Sie selbst hält es schon immer so. Eine vernünftige Ernährung, lange Spaziergänge mit ihrem Mann. Wenn zu letzterem Zeit ist. Schließlich zieht es beide von Montag bis Freitag ins Büro. "Ich war noch nie Rentnerin", lacht die quirlige 78-Jährige und hat noch ganz viel vor. Ihr großer Wunsch: Dass bei vielen Betroffenen der Diabetes rechtzeitig erkannt wird, dass Ärzte mitziehen und Krankenkassen mehr Kosten für die Behandlung übernehmen. "Ich bleibe dran!", verspricht sie.




Edith Claußens Wirken:



- Gemeinsam mit einem Facharzt und zehn Mitarbeiterinnen baute Edith Claußen 1968 in Erfurt für die 10.000 in Erfurt und Umgebung an Diabetes Erkrankten eine Beratungs- und Betreuungsstelle auf.

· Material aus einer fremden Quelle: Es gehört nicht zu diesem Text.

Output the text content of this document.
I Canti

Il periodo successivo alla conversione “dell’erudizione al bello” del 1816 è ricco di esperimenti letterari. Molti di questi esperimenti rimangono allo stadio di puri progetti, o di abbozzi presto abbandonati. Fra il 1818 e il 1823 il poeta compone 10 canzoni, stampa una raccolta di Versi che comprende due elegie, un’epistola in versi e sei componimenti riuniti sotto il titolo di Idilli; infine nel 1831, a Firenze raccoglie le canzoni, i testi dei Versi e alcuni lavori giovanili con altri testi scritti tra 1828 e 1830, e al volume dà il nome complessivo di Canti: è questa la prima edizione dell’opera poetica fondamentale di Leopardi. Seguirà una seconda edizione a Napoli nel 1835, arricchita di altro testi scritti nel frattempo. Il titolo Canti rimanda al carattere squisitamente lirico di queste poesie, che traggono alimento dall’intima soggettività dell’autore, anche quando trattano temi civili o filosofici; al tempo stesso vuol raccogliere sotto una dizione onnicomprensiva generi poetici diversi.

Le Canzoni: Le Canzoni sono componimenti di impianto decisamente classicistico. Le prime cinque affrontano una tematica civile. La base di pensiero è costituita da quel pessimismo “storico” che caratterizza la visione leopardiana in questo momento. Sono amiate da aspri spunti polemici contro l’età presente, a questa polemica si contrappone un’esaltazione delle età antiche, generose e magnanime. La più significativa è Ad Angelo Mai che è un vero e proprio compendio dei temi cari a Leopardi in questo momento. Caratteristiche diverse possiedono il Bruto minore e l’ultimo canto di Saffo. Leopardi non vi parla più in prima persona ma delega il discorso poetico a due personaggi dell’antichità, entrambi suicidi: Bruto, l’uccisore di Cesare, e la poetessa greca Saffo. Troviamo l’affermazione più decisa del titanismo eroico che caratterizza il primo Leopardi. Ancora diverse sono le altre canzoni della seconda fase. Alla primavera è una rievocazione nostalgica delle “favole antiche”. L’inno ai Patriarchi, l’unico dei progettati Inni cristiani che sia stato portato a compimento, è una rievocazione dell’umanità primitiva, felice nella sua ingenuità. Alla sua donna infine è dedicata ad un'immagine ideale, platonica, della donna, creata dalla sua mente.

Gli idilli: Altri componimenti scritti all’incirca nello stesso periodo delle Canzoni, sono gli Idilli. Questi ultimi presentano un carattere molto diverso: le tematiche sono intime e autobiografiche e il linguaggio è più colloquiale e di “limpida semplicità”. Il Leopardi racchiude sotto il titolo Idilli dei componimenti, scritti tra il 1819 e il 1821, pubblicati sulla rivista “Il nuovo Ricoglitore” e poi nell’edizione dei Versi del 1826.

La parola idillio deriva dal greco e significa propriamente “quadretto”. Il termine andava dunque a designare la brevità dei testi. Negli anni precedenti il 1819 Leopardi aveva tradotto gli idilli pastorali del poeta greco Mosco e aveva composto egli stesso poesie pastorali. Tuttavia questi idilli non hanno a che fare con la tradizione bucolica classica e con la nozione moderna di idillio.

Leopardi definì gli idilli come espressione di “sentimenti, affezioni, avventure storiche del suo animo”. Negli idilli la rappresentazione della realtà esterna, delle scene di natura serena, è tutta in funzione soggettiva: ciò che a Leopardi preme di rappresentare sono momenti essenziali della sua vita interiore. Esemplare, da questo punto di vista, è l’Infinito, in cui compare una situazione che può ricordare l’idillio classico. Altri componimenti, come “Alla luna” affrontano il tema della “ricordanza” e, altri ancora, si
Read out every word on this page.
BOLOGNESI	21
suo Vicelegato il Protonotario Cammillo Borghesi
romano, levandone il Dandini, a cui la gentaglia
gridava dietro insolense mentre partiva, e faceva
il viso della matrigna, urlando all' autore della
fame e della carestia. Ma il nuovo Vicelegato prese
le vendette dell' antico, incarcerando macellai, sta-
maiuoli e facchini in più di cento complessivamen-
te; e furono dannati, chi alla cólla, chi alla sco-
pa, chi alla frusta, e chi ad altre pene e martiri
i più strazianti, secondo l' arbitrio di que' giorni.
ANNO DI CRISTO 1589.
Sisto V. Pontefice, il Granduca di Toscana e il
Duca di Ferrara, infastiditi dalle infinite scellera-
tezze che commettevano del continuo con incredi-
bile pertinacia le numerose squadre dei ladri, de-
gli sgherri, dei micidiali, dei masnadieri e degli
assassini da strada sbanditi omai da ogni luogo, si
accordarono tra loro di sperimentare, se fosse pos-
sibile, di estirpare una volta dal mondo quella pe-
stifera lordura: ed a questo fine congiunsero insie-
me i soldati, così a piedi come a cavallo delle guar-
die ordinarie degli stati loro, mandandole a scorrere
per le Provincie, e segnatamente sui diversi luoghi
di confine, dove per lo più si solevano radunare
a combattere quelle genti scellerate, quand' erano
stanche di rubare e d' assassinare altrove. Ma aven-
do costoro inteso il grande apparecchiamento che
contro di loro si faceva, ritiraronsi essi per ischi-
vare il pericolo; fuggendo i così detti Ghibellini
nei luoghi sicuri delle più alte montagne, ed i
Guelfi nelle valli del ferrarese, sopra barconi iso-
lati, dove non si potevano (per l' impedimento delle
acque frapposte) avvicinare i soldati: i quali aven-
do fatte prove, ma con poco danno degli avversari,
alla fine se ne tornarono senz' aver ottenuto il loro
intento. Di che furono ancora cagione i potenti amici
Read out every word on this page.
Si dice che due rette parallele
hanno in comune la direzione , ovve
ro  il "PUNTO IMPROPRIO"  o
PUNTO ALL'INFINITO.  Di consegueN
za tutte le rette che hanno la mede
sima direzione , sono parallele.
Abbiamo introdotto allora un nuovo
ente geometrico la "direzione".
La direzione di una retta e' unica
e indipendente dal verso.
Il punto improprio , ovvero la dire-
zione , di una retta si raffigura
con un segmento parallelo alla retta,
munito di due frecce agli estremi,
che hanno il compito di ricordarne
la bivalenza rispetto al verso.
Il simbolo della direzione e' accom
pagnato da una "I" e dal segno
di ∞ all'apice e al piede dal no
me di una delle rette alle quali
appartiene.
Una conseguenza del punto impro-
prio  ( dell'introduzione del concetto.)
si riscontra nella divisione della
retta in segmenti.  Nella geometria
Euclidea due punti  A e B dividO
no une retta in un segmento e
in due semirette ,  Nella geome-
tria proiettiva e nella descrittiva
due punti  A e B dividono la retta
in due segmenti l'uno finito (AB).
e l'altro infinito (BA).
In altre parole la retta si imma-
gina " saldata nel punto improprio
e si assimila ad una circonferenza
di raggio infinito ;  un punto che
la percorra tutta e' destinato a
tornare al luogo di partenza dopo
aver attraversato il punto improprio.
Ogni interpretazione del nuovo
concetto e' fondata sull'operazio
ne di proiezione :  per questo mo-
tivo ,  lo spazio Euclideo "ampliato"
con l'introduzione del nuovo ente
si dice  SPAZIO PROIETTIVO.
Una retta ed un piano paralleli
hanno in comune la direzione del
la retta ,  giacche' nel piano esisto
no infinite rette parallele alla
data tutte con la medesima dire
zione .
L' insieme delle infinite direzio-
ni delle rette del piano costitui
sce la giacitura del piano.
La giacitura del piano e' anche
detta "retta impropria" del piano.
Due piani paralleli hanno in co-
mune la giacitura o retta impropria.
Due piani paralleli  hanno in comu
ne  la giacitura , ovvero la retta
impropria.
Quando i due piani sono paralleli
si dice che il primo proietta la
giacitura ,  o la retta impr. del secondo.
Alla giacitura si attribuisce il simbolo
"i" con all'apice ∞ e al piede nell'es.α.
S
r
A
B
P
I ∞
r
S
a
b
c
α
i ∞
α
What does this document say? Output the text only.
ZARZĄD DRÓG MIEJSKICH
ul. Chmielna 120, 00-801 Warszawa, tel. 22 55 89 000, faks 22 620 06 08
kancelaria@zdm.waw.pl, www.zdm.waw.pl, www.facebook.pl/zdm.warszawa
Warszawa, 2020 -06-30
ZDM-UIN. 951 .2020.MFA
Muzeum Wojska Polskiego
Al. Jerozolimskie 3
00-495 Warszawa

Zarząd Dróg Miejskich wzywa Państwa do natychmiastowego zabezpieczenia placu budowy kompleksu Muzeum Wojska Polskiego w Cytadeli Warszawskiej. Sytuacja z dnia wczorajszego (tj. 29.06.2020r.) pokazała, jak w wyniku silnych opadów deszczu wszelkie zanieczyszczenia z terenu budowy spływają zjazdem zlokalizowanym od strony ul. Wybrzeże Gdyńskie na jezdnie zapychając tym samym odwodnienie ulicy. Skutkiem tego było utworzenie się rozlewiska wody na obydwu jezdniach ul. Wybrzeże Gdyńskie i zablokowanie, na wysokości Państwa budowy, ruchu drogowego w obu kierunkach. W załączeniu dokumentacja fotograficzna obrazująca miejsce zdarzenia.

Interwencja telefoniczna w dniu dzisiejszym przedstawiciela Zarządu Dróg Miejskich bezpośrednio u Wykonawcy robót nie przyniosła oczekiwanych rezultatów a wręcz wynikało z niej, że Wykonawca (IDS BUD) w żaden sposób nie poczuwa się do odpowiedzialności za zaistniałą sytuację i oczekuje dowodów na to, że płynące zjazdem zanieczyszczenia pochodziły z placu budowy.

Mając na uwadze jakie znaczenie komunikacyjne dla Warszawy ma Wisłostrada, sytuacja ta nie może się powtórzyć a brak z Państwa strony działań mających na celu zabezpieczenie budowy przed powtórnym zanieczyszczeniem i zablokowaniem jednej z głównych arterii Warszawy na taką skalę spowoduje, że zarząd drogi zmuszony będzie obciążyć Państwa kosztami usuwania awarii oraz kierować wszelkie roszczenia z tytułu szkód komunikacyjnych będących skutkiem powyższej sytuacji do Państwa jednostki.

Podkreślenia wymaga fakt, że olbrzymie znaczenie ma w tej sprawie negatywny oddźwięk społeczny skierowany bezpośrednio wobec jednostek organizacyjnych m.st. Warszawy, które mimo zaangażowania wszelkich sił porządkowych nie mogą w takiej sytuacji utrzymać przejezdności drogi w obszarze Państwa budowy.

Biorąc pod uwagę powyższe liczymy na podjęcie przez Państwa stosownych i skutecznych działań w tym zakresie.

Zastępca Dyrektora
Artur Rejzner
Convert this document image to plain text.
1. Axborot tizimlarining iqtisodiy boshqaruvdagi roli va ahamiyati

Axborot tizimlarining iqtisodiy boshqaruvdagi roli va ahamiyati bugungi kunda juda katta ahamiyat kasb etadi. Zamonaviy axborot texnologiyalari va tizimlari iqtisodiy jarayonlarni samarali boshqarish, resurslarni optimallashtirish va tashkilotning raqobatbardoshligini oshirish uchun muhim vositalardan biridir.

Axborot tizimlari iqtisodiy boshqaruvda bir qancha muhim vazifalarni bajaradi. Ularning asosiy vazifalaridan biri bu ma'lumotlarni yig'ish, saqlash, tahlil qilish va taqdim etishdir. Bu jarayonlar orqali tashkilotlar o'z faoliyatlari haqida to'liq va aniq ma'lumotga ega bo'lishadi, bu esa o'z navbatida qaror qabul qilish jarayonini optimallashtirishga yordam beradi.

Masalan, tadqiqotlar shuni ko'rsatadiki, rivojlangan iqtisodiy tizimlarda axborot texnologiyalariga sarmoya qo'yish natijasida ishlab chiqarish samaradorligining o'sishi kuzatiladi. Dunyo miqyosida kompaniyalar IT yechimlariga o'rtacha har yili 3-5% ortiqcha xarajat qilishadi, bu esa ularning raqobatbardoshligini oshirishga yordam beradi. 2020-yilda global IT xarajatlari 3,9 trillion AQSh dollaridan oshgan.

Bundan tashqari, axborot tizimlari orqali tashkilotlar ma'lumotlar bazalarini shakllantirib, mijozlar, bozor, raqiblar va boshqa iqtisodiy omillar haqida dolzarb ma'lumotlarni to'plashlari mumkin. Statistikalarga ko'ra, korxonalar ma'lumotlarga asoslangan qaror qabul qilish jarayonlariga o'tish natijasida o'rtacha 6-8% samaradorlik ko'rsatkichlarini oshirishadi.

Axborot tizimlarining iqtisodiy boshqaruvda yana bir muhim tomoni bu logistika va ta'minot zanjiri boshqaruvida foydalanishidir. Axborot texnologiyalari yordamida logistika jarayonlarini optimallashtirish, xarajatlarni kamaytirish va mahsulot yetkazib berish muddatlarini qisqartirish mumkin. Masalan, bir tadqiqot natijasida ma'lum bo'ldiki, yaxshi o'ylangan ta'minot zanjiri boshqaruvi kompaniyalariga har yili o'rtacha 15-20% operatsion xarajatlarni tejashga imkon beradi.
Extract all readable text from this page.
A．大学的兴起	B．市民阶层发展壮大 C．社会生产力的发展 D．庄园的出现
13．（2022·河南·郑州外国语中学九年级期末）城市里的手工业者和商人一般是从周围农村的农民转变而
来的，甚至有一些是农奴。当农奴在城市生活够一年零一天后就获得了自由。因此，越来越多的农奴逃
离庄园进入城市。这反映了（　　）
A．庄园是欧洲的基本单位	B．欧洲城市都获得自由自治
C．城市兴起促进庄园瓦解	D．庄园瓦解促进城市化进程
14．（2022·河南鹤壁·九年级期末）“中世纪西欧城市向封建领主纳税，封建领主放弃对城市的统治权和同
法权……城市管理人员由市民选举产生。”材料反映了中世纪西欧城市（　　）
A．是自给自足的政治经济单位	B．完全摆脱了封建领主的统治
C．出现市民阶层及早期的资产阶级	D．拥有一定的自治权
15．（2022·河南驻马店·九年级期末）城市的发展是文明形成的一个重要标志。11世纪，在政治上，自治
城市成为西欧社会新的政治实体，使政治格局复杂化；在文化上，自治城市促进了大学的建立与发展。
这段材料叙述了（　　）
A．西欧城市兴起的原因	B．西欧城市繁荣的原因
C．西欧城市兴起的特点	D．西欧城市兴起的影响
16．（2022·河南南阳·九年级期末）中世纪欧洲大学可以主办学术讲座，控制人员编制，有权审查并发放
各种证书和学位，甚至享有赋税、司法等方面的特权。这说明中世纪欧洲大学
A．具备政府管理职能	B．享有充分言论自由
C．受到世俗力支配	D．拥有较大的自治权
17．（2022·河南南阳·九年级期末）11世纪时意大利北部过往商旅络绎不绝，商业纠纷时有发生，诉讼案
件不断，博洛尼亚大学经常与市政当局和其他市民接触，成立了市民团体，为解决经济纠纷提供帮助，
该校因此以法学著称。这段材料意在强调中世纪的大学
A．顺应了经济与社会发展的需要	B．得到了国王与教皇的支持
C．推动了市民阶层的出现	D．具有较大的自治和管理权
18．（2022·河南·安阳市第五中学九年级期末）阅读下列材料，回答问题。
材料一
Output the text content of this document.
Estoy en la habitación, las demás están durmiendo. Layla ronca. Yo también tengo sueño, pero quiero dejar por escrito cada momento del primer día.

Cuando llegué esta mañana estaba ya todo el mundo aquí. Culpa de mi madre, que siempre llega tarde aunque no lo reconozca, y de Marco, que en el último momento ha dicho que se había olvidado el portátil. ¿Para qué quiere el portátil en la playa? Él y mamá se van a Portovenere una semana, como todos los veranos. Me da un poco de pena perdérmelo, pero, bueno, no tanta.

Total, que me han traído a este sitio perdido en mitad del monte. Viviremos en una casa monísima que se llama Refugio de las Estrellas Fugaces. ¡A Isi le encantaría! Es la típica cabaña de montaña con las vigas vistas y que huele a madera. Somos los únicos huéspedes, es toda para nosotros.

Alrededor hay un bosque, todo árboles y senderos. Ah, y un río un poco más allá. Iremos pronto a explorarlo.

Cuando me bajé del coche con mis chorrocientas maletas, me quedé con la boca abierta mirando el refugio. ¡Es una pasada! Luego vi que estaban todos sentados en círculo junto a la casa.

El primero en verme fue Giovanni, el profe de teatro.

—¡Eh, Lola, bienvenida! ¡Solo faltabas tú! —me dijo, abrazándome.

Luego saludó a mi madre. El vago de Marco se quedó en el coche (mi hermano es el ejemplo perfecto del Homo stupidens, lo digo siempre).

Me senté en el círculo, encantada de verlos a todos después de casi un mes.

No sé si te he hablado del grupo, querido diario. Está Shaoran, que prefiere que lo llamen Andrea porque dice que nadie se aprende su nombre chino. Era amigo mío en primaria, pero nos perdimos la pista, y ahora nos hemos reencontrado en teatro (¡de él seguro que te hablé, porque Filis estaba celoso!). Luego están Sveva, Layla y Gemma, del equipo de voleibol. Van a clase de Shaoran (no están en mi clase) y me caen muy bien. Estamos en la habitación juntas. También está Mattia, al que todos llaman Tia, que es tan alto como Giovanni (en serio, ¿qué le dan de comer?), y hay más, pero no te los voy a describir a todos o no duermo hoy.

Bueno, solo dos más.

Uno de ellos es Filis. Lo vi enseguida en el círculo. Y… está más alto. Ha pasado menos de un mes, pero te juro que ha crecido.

- Schon nach kurzer Zeit bot sie die ersten Diabetikerschulungen an, daraus entwickelten sich die Gesprächskreise für Diabetiker.
- Nach der Wende rief Edith Claußen den Landesverband des DDB (Deutscher Diabetiker Bund) ins Leben, bis heute ist sie die Vorsitzende.
- Unter der Mithilfe Edith Claußens wurden zahlreiche Fortbildungsveranstaltungen, Landesdiabetikertage, Kinder-Jugend-Diabetikertage und Sommerferien-Reha-Maßnahmen für Kinder durchgeführt.
- 2002 gründete sie die Deutsche Diabetiker Akademie.
- Seit 2007 werden auf Edith Claußens Initiative Diabetes-Lotsen ausgebildet.
- Die Erfurterin ist in verschiedenen gesundheitspolitischen Bereichen aktiv, so initiierte sie 1994 den "Arbeitskreis St. Vincent", der aktuelle gesundheitspolitische Themen berät.
- Vor kurzem erhielt Edith Claußen den "SilverStar Förderpreis" für ihr Lebenswerk.